We brewed beer from recycled wastewater – and it tasted great
by Leland Jackson, Professor of Aquatic Ecosystem Ecology, and, Scientific Director - Advancing Canadian Wastewater Assets, University of Calgary
To turn wastewater into beer, the collaboration took wastewater from a treatment plant and ran it through a series of sophisticated purifying steps
As the Earth’s population grows and approaches a projected 9.7 billion by 2050, the world’s freshwaters will face mounting pressure to supply the needs of population growth. Approximately 33 per cent of people do not have access to safe drinking water and a similar number do not have access to proper sanitation — numbers that will increase as populations grow.
In addition, climate change is predicted to increase the severity of floods and droughts, which in some places will limit water availability and reduce water quality. In some Canadian watersheds, like the South Saskatchewan River Basin in southern Alberta, licences for new water withdrawals — for municipal, agricultural, industrial or other uses — have reached their limit. To continue to sustain or grow populations — and economies — more is going to have to be done with the same amount of water, or even less.
But water can be reused. It can be repurposed, following treatment, for drinking water and non-drinking water, such as car washes, and can be part of the solution to help communities build water resilience in the face of growth and climate change.
It can also be transformed into beer.
Barriers to reuse
One of the barriers to widespread water reuse is the perception that Canada has an endless supply of freshwater. There’s also the yuck factor: people have a hard time thinking about drinking or cooking with water that someone else showered in or, worse still, flushed down the toilet. Together, that means there is little market pull to drive innovation.
The division of water management between different levels of government and their ministries or sub-groups leads to fragmented systems that are not managed as a whole but rather as individual parts. This management siloing means decisions and communication often lack a whole-watershed perspective. A lack of regulations describing the standards for treated water, particularly for direct potable reuse, means there is little push to create solutions.
What many people do not realize is that we already drink dilute wastewater today, after it has been through a treatment plant and spent time in lakes or rivers, called environmental buffers, where natural processes provide additional treatment.
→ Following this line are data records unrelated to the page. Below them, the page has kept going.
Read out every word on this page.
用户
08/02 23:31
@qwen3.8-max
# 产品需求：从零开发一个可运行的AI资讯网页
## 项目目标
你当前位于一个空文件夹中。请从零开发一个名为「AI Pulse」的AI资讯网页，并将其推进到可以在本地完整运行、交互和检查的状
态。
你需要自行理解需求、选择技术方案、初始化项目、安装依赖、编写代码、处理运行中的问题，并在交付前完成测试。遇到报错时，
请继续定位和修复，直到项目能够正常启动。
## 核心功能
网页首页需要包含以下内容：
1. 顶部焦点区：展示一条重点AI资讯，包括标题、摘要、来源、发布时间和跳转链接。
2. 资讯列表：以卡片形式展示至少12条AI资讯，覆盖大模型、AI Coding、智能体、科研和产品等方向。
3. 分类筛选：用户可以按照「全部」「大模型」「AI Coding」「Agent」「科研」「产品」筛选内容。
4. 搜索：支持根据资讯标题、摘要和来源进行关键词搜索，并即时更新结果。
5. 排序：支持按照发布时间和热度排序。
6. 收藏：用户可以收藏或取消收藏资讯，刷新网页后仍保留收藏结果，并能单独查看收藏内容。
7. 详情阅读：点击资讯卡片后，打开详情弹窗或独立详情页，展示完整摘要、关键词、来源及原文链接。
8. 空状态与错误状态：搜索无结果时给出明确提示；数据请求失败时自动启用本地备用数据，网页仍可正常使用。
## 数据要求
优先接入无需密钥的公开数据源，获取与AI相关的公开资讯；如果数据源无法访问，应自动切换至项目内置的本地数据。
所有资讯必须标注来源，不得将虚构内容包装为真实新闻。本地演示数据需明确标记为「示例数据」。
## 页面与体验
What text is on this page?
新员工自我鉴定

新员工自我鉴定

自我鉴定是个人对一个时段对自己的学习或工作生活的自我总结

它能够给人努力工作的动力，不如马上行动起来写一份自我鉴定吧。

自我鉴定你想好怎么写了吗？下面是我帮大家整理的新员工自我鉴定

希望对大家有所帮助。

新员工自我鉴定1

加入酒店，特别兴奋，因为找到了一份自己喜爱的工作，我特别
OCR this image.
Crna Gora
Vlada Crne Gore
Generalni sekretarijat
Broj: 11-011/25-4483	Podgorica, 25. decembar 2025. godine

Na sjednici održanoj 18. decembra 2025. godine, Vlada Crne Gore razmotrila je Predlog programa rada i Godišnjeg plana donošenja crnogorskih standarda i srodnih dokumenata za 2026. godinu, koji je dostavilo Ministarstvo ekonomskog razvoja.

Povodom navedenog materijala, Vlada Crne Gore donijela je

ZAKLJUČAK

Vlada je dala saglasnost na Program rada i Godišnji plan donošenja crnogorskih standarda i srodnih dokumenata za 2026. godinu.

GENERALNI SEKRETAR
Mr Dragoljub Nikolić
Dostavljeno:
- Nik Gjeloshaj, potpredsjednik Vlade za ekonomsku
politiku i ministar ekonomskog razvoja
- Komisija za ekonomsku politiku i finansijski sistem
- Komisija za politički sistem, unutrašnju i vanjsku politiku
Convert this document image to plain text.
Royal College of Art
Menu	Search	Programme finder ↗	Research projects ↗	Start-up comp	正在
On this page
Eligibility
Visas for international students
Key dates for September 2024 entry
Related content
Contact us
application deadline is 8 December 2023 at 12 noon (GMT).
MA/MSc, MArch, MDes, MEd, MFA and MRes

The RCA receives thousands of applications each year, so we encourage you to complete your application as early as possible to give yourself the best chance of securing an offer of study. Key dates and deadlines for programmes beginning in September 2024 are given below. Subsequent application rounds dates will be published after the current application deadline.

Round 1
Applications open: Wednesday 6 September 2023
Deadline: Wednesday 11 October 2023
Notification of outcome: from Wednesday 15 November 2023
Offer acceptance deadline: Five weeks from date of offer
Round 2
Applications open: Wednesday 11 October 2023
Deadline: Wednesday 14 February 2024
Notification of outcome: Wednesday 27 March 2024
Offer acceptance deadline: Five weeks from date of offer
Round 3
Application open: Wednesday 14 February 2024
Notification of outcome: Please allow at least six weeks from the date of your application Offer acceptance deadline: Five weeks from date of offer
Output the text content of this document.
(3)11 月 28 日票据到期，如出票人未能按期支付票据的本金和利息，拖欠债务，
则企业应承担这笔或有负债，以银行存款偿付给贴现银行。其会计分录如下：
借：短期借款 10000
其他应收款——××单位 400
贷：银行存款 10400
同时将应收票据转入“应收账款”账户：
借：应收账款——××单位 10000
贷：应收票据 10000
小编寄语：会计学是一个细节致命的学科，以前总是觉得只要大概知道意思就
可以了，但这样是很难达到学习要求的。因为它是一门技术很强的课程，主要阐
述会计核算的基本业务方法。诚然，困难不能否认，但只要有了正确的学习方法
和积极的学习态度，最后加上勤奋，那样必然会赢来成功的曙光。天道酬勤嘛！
Direct potable reuse is the process of taking wastewater and treating it to drinking water standards without using a reservoir or aquifer as an environmental intermediary.
Technologies exist to produce direct potable water from wastewater — astronauts living on the International Space Station have known this for two decades. But there is a lack of regulations in almost all jurisdictions, with the exception now, of Alberta.
On Earth Overshoot Day (August 22 this year), Village Brewery, a Calgary craft beer-maker, joined University of Calgary researchers and Xylem Technologies, a U.S.-based water technology company, to brew a crisp blond ale from reused wastewater — the first case of direct potable reuse in Alberta and possibly Canada.
Safe to consume
Treating municipal wastewater for potable reuse involves using a variety of technologies to clean it and remove disease-causing organisms, called pathogens. The water is treated by physical screening and settling of solids, biological processes that remove nutrients. Filtration and treatment with highly reactive forms of oxygen, comes next, followed by ultraviolet radiation.
To turn wastewater into beer, the collaboration took wastewater from a treatment plant and ran it through a series of sophisticated purifying steps: ultra-filtration, ozonation, UV radiation and reverse osmosis.
The idea was to remove and inactivate several types of pathogens, including Giardia and Cryptosporidium, parasites that cause diarrhea, and viruses like Norovirus and SARS-CoV-2. The treatment reduced the number of pathogens in the treated water by a factor that exceeded 10 trillion for bacteria and viruses and one trillion for Giardia and Cryptosporidium.
The collaboration used standards based in other jurisdictions that already produce direct potable water, including Singapore, Germany and California. It also met all specifications of the Canadian Drinking Water guidelines for organics and metals.
So, how did the beer taste? It tasted great! Attendees at the launch enjoyed drinking the beer and many sampled more than one.
In the future, if we can do more with the same amount of water or use water multiple times, it will mean there will be less demand for new water. The use of technology to treat and reuse water, whether it be for watering parks, flooding ice rinks, fighting fires or washing cars and buses, can be part of a solution to reduce demand for new water, mitigate impacts from growing populations and changing climate, and provide resilience to water-scarce communities.